Convert strings to all uppercase using **.str.upper()** method.

In [None]:
mpg_df['car_name'].str.upper()

Capitalize the first letter of every word using **.str.title()** method.

In [None]:
mpg_df['car_name'].str.title()

Check if strings start with specified string using **.str.startswith()** method.  Conversely, there is also a **.str.endswith()** method.  **Note**: Python is **case-sensitive**.

In [None]:
mpg_df['car_name'].str.startswith('chev')

In [None]:
mpg_df['car_name'].str.startswith('chev').sum()

The **.contains()** method also supports regular expressions.  Note: The base Python package **re** is dedicated to regular expressions.

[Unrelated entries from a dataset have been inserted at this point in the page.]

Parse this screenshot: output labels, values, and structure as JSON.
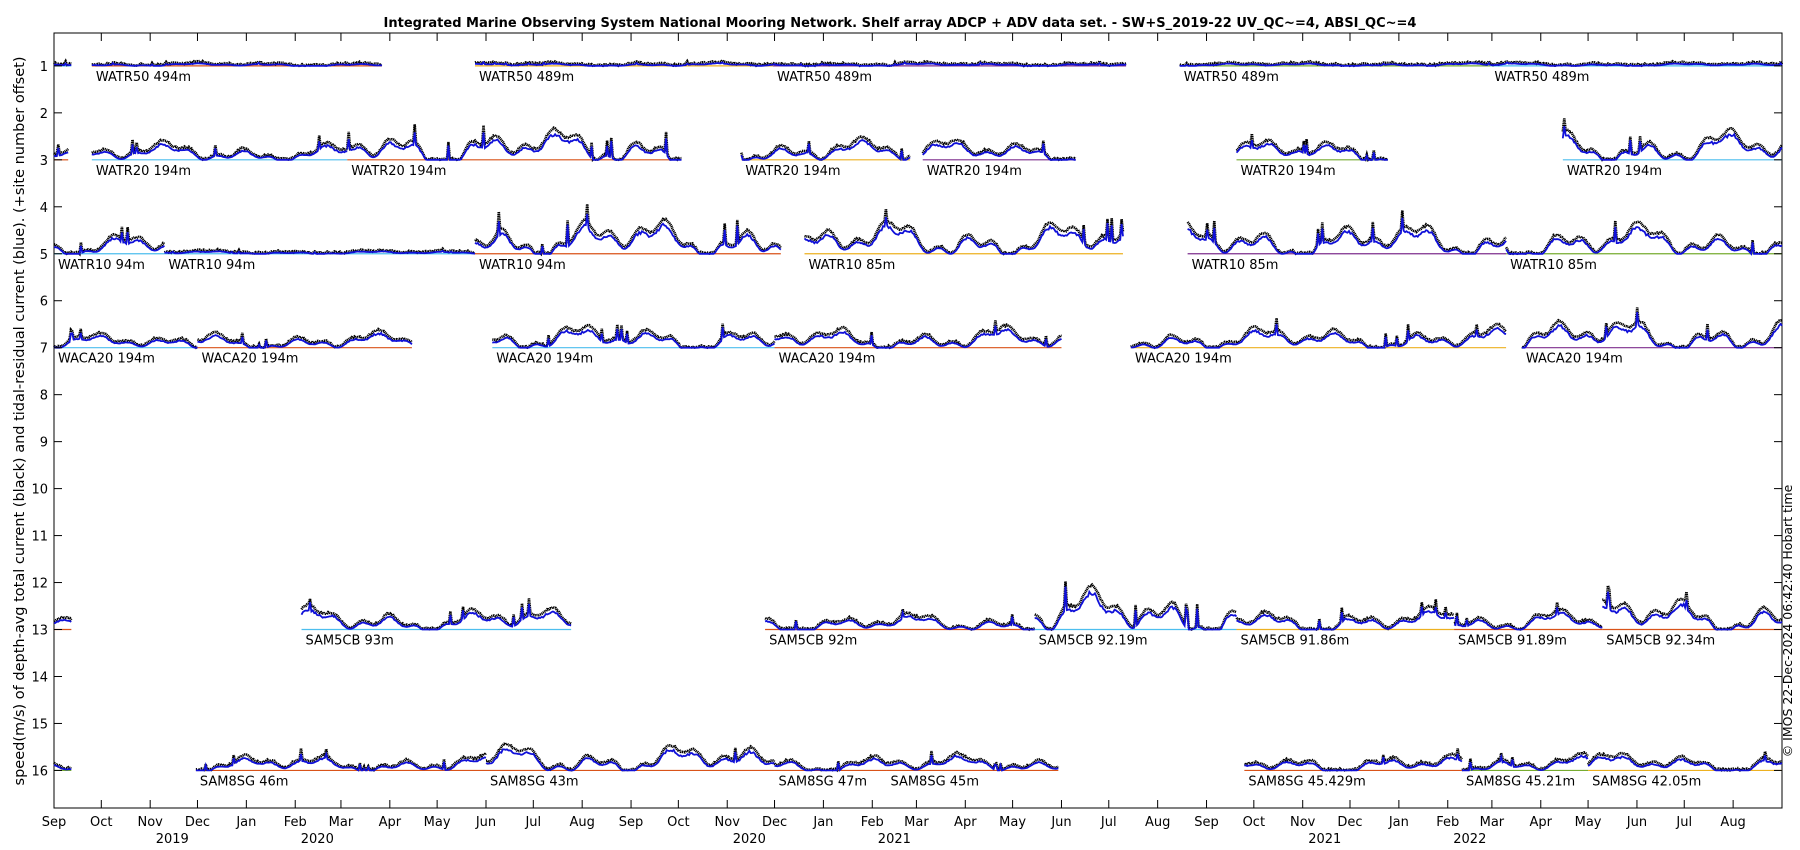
{
  "chart_data": {
    "type": "line",
    "title": "Integrated Marine Observing System National Mooring Network. Shelf array ADCP + ADV data set. - SW+S_2019-22 UV_QC~=4, ABSI_QC~=4",
    "ylabel": "speed(m/s) of depth-avg total current (black) and tidal-residual current (blue). (+site number offset)",
    "credit": "© IMOS 22-Dec-2024 06:42:40 Hobart time",
    "xlim": [
      "2019-09-01",
      "2022-09-01"
    ],
    "ylim": [
      16.8,
      0.3
    ],
    "y_axis_reversed": true,
    "grid": false,
    "y_ticks": [
      "1",
      "2",
      "3",
      "4",
      "5",
      "6",
      "7",
      "8",
      "9",
      "10",
      "11",
      "12",
      "13",
      "14",
      "15",
      "16"
    ],
    "x_ticks": [
      {
        "label": "Sep",
        "date": "2019-09-01"
      },
      {
        "label": "Oct",
        "date": "2019-10-01"
      },
      {
        "label": "Nov",
        "date": "2019-11-01"
      },
      {
        "label": "Dec",
        "date": "2019-12-01"
      },
      {
        "label": "Jan",
        "date": "2020-01-01"
      },
      {
        "label": "Feb",
        "date": "2020-02-01"
      },
      {
        "label": "Mar",
        "date": "2020-03-01"
      },
      {
        "label": "Apr",
        "date": "2020-04-01"
      },
      {
        "label": "May",
        "date": "2020-05-01"
      },
      {
        "label": "Jun",
        "date": "2020-06-01"
      },
      {
        "label": "Jul",
        "date": "2020-07-01"
      },
      {
        "label": "Aug",
        "date": "2020-08-01"
      },
      {
        "label": "Sep",
        "date": "2020-09-01"
      },
      {
        "label": "Oct",
        "date": "2020-10-01"
      },
      {
        "label": "Nov",
        "date": "2020-11-01"
      },
      {
        "label": "Dec",
        "date": "2020-12-01"
      },
      {
        "label": "Jan",
        "date": "2021-01-01"
      },
      {
        "label": "Feb",
        "date": "2021-02-01"
      },
      {
        "label": "Mar",
        "date": "2021-03-01"
      },
      {
        "label": "Apr",
        "date": "2021-04-01"
      },
      {
        "label": "May",
        "date": "2021-05-01"
      },
      {
        "label": "Jun",
        "date": "2021-06-01"
      },
      {
        "label": "Jul",
        "date": "2021-07-01"
      },
      {
        "label": "Aug",
        "date": "2021-08-01"
      },
      {
        "label": "Sep",
        "date": "2021-09-01"
      },
      {
        "label": "Oct",
        "date": "2021-10-01"
      },
      {
        "label": "Nov",
        "date": "2021-11-01"
      },
      {
        "label": "Dec",
        "date": "2021-12-01"
      },
      {
        "label": "Jan",
        "date": "2022-01-01"
      },
      {
        "label": "Feb",
        "date": "2022-02-01"
      },
      {
        "label": "Mar",
        "date": "2022-03-01"
      },
      {
        "label": "Apr",
        "date": "2022-04-01"
      },
      {
        "label": "May",
        "date": "2022-05-01"
      },
      {
        "label": "Jun",
        "date": "2022-06-01"
      },
      {
        "label": "Jul",
        "date": "2022-07-01"
      },
      {
        "label": "Aug",
        "date": "2022-08-01"
      }
    ],
    "year_labels": [
      {
        "label": "2019",
        "date": "2019-11-15"
      },
      {
        "label": "2020",
        "date": "2020-02-15"
      },
      {
        "label": "2020",
        "date": "2020-11-15"
      },
      {
        "label": "2021",
        "date": "2021-02-15"
      },
      {
        "label": "2021",
        "date": "2021-11-15"
      },
      {
        "label": "2022",
        "date": "2022-02-15"
      }
    ],
    "colors": {
      "total_current": "#000000",
      "residual_current": "#1010d8"
    },
    "deployments": [
      {
        "site": 1,
        "label": "",
        "start": "2019-09-01",
        "end": "2019-09-12",
        "baseline_color": "#4dbeee",
        "peak": 1.0
      },
      {
        "site": 1,
        "label": "WATR50 494m",
        "start": "2019-09-25",
        "end": "2020-03-27",
        "baseline_color": "#d95319",
        "peak": 1.55
      },
      {
        "site": 1,
        "label": "WATR50 489m",
        "start": "2020-05-25",
        "end": "2020-11-30",
        "baseline_color": "#edb120",
        "peak": 1.3
      },
      {
        "site": 1,
        "label": "WATR50 489m",
        "start": "2020-11-30",
        "end": "2021-07-12",
        "baseline_color": "#7e2f8e",
        "peak": 1.4
      },
      {
        "site": 1,
        "label": "WATR50 489m",
        "start": "2021-08-15",
        "end": "2022-02-28",
        "baseline_color": "#77ac30",
        "peak": 1.4
      },
      {
        "site": 1,
        "label": "WATR50 489m",
        "start": "2022-02-28",
        "end": "2022-09-01",
        "baseline_color": "#4dbeee",
        "peak": 1.45
      },
      {
        "site": 3,
        "label": "",
        "start": "2019-09-01",
        "end": "2019-09-10",
        "baseline_color": "#d95319",
        "peak": 2.6
      },
      {
        "site": 3,
        "label": "WATR20 194m",
        "start": "2019-09-25",
        "end": "2020-03-05",
        "baseline_color": "#4dbeee",
        "peak": 2.5
      },
      {
        "site": 3,
        "label": "WATR20 194m",
        "start": "2020-03-05",
        "end": "2020-10-03",
        "baseline_color": "#d95319",
        "peak": 2.1
      },
      {
        "site": 3,
        "label": "WATR20 194m",
        "start": "2020-11-10",
        "end": "2021-02-25",
        "baseline_color": "#edb120",
        "peak": 2.4
      },
      {
        "site": 3,
        "label": "WATR20 194m",
        "start": "2021-03-05",
        "end": "2021-06-10",
        "baseline_color": "#7e2f8e",
        "peak": 2.4
      },
      {
        "site": 3,
        "label": "WATR20 194m",
        "start": "2021-09-20",
        "end": "2021-12-25",
        "baseline_color": "#77ac30",
        "peak": 2.4
      },
      {
        "site": 3,
        "label": "WATR20 194m",
        "start": "2022-04-15",
        "end": "2022-09-01",
        "baseline_color": "#4dbeee",
        "peak": 2.15
      },
      {
        "site": 5,
        "label": "WATR10 94m",
        "start": "2019-09-01",
        "end": "2019-11-10",
        "baseline_color": "#4dbeee",
        "peak": 4.4
      },
      {
        "site": 5,
        "label": "WATR10 94m",
        "start": "2019-11-10",
        "end": "2020-05-25",
        "baseline_color": "#4dbeee",
        "peak": 5.0
      },
      {
        "site": 5,
        "label": "WATR10 94m",
        "start": "2020-05-25",
        "end": "2020-12-05",
        "baseline_color": "#d95319",
        "peak": 3.95
      },
      {
        "site": 5,
        "label": "WATR10 85m",
        "start": "2020-12-20",
        "end": "2021-07-10",
        "baseline_color": "#edb120",
        "peak": 4.05
      },
      {
        "site": 5,
        "label": "WATR10 85m",
        "start": "2021-08-20",
        "end": "2022-03-10",
        "baseline_color": "#7e2f8e",
        "peak": 4.1
      },
      {
        "site": 5,
        "label": "WATR10 85m",
        "start": "2022-03-10",
        "end": "2022-09-01",
        "baseline_color": "#77ac30",
        "peak": 4.15
      },
      {
        "site": 7,
        "label": "WACA20 194m",
        "start": "2019-09-01",
        "end": "2019-12-01",
        "baseline_color": "#4dbeee",
        "peak": 6.6
      },
      {
        "site": 7,
        "label": "WACA20 194m",
        "start": "2019-12-01",
        "end": "2020-04-15",
        "baseline_color": "#d95319",
        "peak": 6.55
      },
      {
        "site": 7,
        "label": "WACA20 194m",
        "start": "2020-06-05",
        "end": "2020-12-01",
        "baseline_color": "#4dbeee",
        "peak": 6.35
      },
      {
        "site": 7,
        "label": "WACA20 194m",
        "start": "2020-12-01",
        "end": "2021-06-01",
        "baseline_color": "#d95319",
        "peak": 6.4
      },
      {
        "site": 7,
        "label": "WACA20 194m",
        "start": "2021-07-15",
        "end": "2022-03-10",
        "baseline_color": "#edb120",
        "peak": 6.4
      },
      {
        "site": 7,
        "label": "WACA20 194m",
        "start": "2022-03-20",
        "end": "2022-09-01",
        "baseline_color": "#7e2f8e",
        "peak": 6.15
      },
      {
        "site": 13,
        "label": "",
        "start": "2019-09-01",
        "end": "2019-09-12",
        "baseline_color": "#d95319",
        "peak": 12.7
      },
      {
        "site": 13,
        "label": "SAM5CB 93m",
        "start": "2020-02-05",
        "end": "2020-07-25",
        "baseline_color": "#4dbeee",
        "peak": 12.35
      },
      {
        "site": 13,
        "label": "SAM5CB 92m",
        "start": "2020-11-25",
        "end": "2021-05-15",
        "baseline_color": "#d95319",
        "peak": 12.55
      },
      {
        "site": 13,
        "label": "SAM5CB 92.19m",
        "start": "2021-05-15",
        "end": "2021-09-20",
        "baseline_color": "#4dbeee",
        "peak": 11.85
      },
      {
        "site": 13,
        "label": "SAM5CB 91.86m",
        "start": "2021-09-20",
        "end": "2022-02-05",
        "baseline_color": "#edb120",
        "peak": 12.4
      },
      {
        "site": 13,
        "label": "SAM5CB 91.89m",
        "start": "2022-02-05",
        "end": "2022-05-10",
        "baseline_color": "#d95319",
        "peak": 12.45
      },
      {
        "site": 13,
        "label": "SAM5CB 92.34m",
        "start": "2022-05-10",
        "end": "2022-09-01",
        "baseline_color": "#d95319",
        "peak": 12.05
      },
      {
        "site": 16,
        "label": "",
        "start": "2019-09-01",
        "end": "2019-09-12",
        "baseline_color": "#77ac30",
        "peak": 15.7
      },
      {
        "site": 16,
        "label": "SAM8SG 46m",
        "start": "2019-11-30",
        "end": "2020-06-01",
        "baseline_color": "#d95319",
        "peak": 15.55
      },
      {
        "site": 16,
        "label": "SAM8SG 43m",
        "start": "2020-06-01",
        "end": "2020-12-01",
        "baseline_color": "#d95319",
        "peak": 15.25
      },
      {
        "site": 16,
        "label": "SAM8SG 47m",
        "start": "2020-12-01",
        "end": "2021-02-10",
        "baseline_color": "#d95319",
        "peak": 15.55
      },
      {
        "site": 16,
        "label": "SAM8SG 45m",
        "start": "2021-02-10",
        "end": "2021-05-30",
        "baseline_color": "#d95319",
        "peak": 15.55
      },
      {
        "site": 16,
        "label": "SAM8SG 45.429m",
        "start": "2021-09-25",
        "end": "2022-02-10",
        "baseline_color": "#d95319",
        "peak": 15.55
      },
      {
        "site": 16,
        "label": "SAM8SG 45.21m",
        "start": "2022-02-10",
        "end": "2022-05-01",
        "baseline_color": "#77ac30",
        "peak": 15.55
      },
      {
        "site": 16,
        "label": "SAM8SG 42.05m",
        "start": "2022-05-01",
        "end": "2022-09-01",
        "baseline_color": "#edb120",
        "peak": 15.5
      }
    ]
  }
}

In this example, check if a string contains any digit 0-9.

In [None]:
mpg_df['car_name'].str.contains('\d').sum()

Replace characters with the **.replace()** method.

In [None]:
mpg_df['car_name'].str.replace('c', 'T')

The **.str.strip()** method removes leading and trailing characters specified by the user.  There are also **.str.lstrip()** method which removes leading characters only and **.str.rstrip()** which removes trailing characters only.

In [None]:
mpg_df['disp_as_str'].str.strip('0')

The **.str.zfill()** method comes in handy dealing with string columns that are usually dealing with accounts.  In the example below, let's make a "pretend" account column.  Let's suppose that our account column needs to have leading 0's.

In [None]:
mpg_df['fake_acct_str'] = mpg_df['disp_as_str'].str.rstrip('.0')
mpg_df['fake_acct_str']

In the example below, the 9 represents how long the string should be in length.  Strings shorter than 9 are left padded with 0's so that the new length is 9.  Nothing happens to strings with lengths >= 9.

In [None]:
mpg_df['fake_acct_str'].str.zfill(9)

## Data Conversion<a name="data_conversion"><a/>

In [None]:
mpg_df.info()

We see that the displacement column is stored as float.  Let's convert it to integer using the **.astype()** method.

In [None]:
mpg_df['disp_as_int'] = mpg_df['displacement'].astype(int)

In [None]:
mpg_df.info()

Note: You can also call the **.dtype** attribute to check how the column is stored.  Notice that there are no parentheses after **.dtype**; this is because we are accessing the attribute and not calling a method.

In [None]:
mpg_df['displacement'].dtype

In [None]:
mpg_df['disp_as_int'].dtype

In [None]:
mpg_df['disp_as_str'] = mpg_df['displacement'].astype(str)

In [None]:
mpg_df['disp_as_str']

## Exporting DataFrames<a name="export"><a/>

Just as pandas has many methods for reading in files, it also has several methods to export DataFrames.

In [None]:
mpg_df.to_csv(f'c:/users/{os.getlogin()}/mpg_df_csv.csv')

In [None]:
mpg_df.to_excel(f'c:/users/{os.getlogin()/mpg_df_xl.xlsx', index=False})